Soundharya. S,  BSc. Clinical Nutrition and Dietetics

MSc. Clinical Nutrition (student), MMM College of Health Sciences A Unit of Madras Medical Mission



Vitamin-A is a fat-soluble vitamin discovered in 1909 by McCollum and Davis1. The chemical name of vitamin-A is retinol (vitamin-A1). In the body, vitamin-A exists in three oxidation states (retinol- the alcohol; retinal-the aldehyde; and retinoic acid). Retinol and retinal can be readily inter converted however, retinoic acid cannot be converted back either into retinol or retinal. The other two members of the vitamin-A family of compounds are retinyl esters and β-carotene2.

 Role of vitamin-A

Vitamin-A plays a critical role in the retina for vision in a dimly lit environment. According to Wald (1935), the pigments of the retinal rods and cones are rhodopsin and isodopsin. They differ only in respect of the protein moieties (scotopsin and photopsin). The specific pigment common to both is a cis- isomer of retinal2.

 Process of vision cycle

  • Retinol is oxidised to retinal in the epithelium of the rods by an enzyme alcohol dehydrogenase in the presence of Nicotinamide Adenine Dinucleotide (NAD). The protein opsin (scotopsin) reacts with retinal and form rhodopsin. Rhodopsin, also known as visual purple is located in the light sensitive rod cells of the retina2.
  • When light strikes the retina, the rod cells are bleached as the rhodopsin splits to form retinal and opsin.

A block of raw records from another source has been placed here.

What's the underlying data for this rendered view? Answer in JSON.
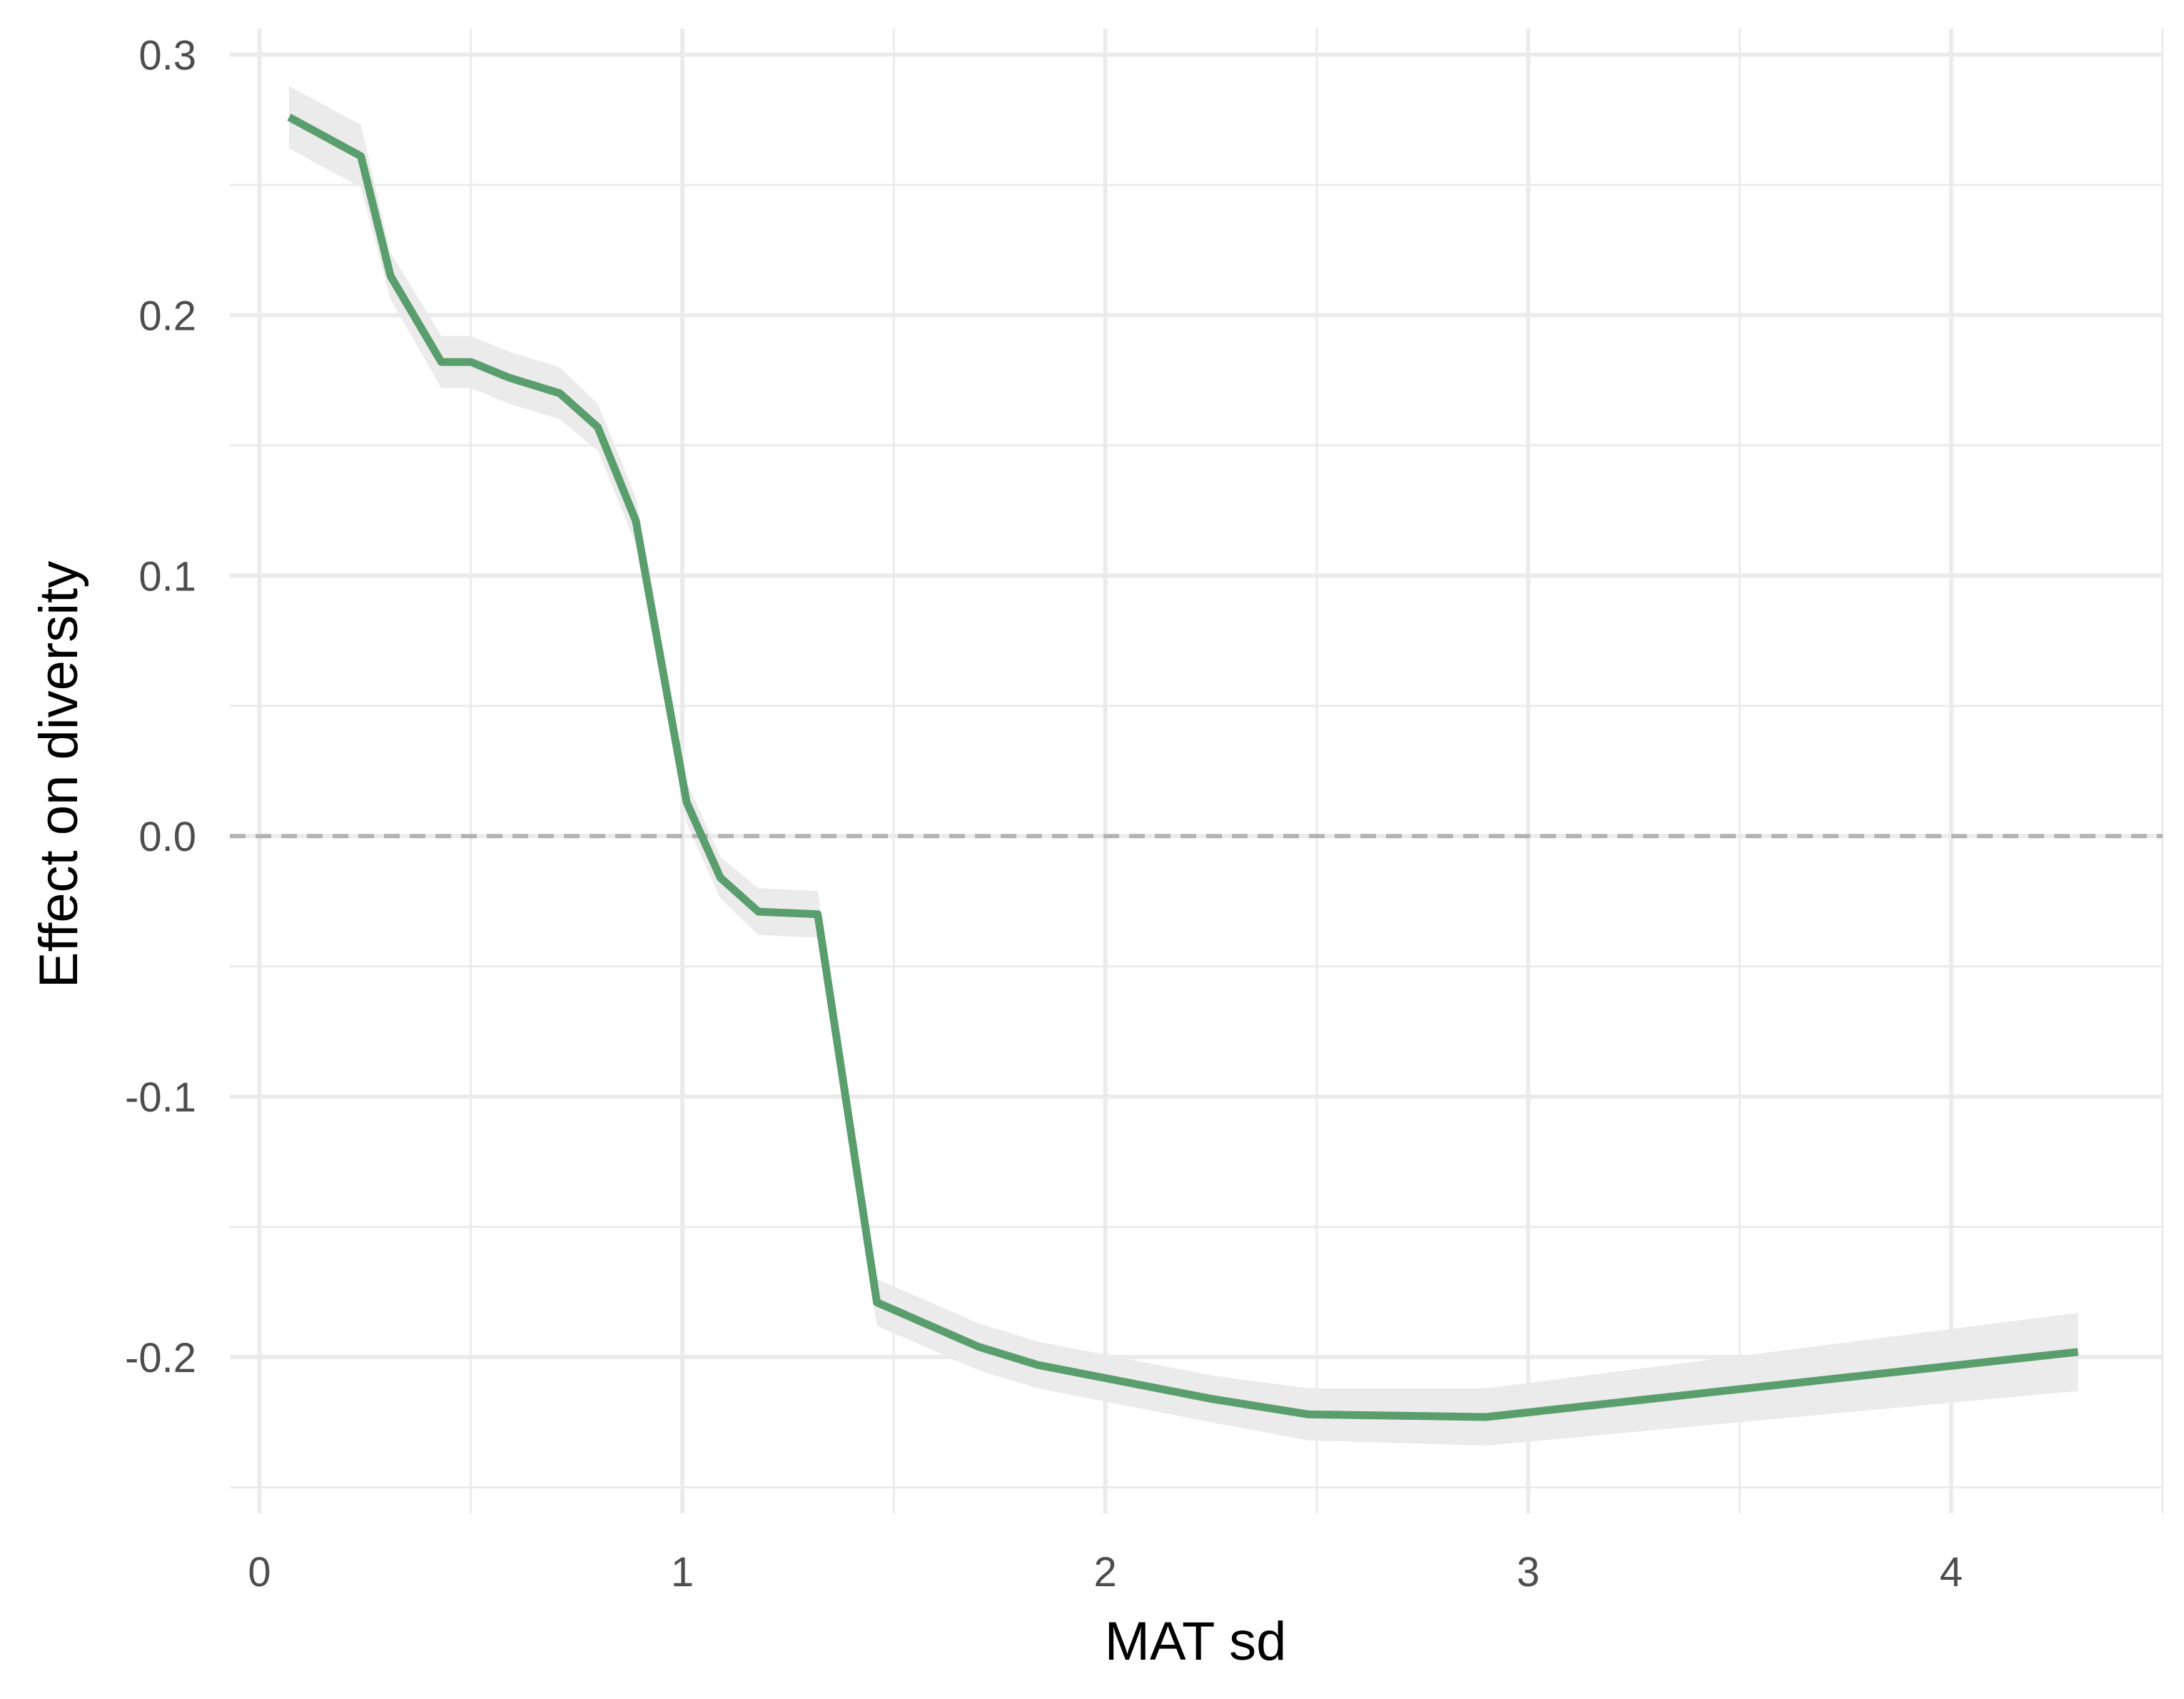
{
  "chart_data": {
    "type": "line",
    "title": "",
    "xlabel": "MAT sd",
    "ylabel": "Effect on diversity",
    "xlim": [
      -0.07,
      4.5
    ],
    "ylim": [
      -0.26,
      0.31
    ],
    "x_ticks": [
      0,
      1,
      2,
      3,
      4
    ],
    "x_tick_labels": [
      "0",
      "1",
      "2",
      "3",
      "4"
    ],
    "y_ticks": [
      -0.2,
      -0.1,
      0.0,
      0.1,
      0.2,
      0.3
    ],
    "y_tick_labels": [
      "-0.2",
      "-0.1",
      "0.0",
      "0.1",
      "0.2",
      "0.3"
    ],
    "grid": true,
    "reference_line": {
      "y": 0,
      "style": "dashed",
      "color": "#b3b3b3"
    },
    "line_color": "#5a9e6e",
    "band_color": "#ebebeb",
    "series": [
      {
        "x": [
          0.07,
          0.24,
          0.31,
          0.43,
          0.5,
          0.59,
          0.71,
          0.8,
          0.89,
          1.01,
          1.09,
          1.18,
          1.32,
          1.46,
          1.7,
          1.84,
          2.25,
          2.48,
          2.9,
          4.3
        ],
        "y": [
          0.276,
          0.261,
          0.215,
          0.182,
          0.182,
          0.176,
          0.17,
          0.157,
          0.121,
          0.013,
          -0.016,
          -0.029,
          -0.03,
          -0.179,
          -0.196,
          -0.203,
          -0.216,
          -0.222,
          -0.223,
          -0.198
        ],
        "lower": [
          0.264,
          0.249,
          0.206,
          0.172,
          0.172,
          0.166,
          0.16,
          0.148,
          0.112,
          0.005,
          -0.024,
          -0.038,
          -0.039,
          -0.188,
          -0.205,
          -0.212,
          -0.225,
          -0.232,
          -0.234,
          -0.213
        ],
        "upper": [
          0.288,
          0.273,
          0.224,
          0.192,
          0.192,
          0.186,
          0.18,
          0.166,
          0.13,
          0.021,
          -0.008,
          -0.02,
          -0.021,
          -0.17,
          -0.187,
          -0.194,
          -0.207,
          -0.212,
          -0.212,
          -0.183
        ]
      }
    ]
  }
}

As this occurs a nerve stimulus is transmitted through the optic nerve fibres to the visual centre of the brain, where the sensation of vision is created2.
  • Most of the retinal is rapidly converted to retinol. The retinol can then be converted to 11-cis-retinal that combines with opsin to produce rhodopsin, ready to undergo the cycle again. At each ‘turn’ of this cycle, however, a small amount of retinol is converted to retinoic acid or another inactive compound and is lost from the rod cells. This lost retinol must be continually replaced by fresh supplies of retinol brought by the blood2.
  • The amount of retinol in the blood determines the rate at which rhodopsin is regenerated. The speed with which the eye recovers its full powers after exposure to bright light is directly related to the amount of vitamin-A available to form rhodopsin. The recovery process is dark adaptation because it allows the eye to adapt to vision in dim light after exposure to bright light2.

 Sources of vitamin-A

  • Retinol- liver, meats, eggs, milk products, and fatty fish3.
  • β-Carotene/Pro-vitamin-A (soluble pigments) – carrots, sweet potatoes, spinach, kale, collard greens, papaya, bell peppers, and tomatoes3.

 Recommended daily allowances

  • Men – 1000 mg of Retinol equivalents (RE)3.
  • Women – 800 mg of Retinol equivalents( RE)3.


  • McCollum E. V. Davis The necessity of certain lipids in the diet during growth. J. Biol. Chem.15 1913 167 175.
  • Srilakshmi, B. (2006). Nutrition Science. New Age International (Chapter 14, page no:264-267).
  • Nieves, J. W. (2013). Alternative Therapy through Nutrients and Nutraceuticals. In Osteoporosis(pp. 1739-1749). Academic Press.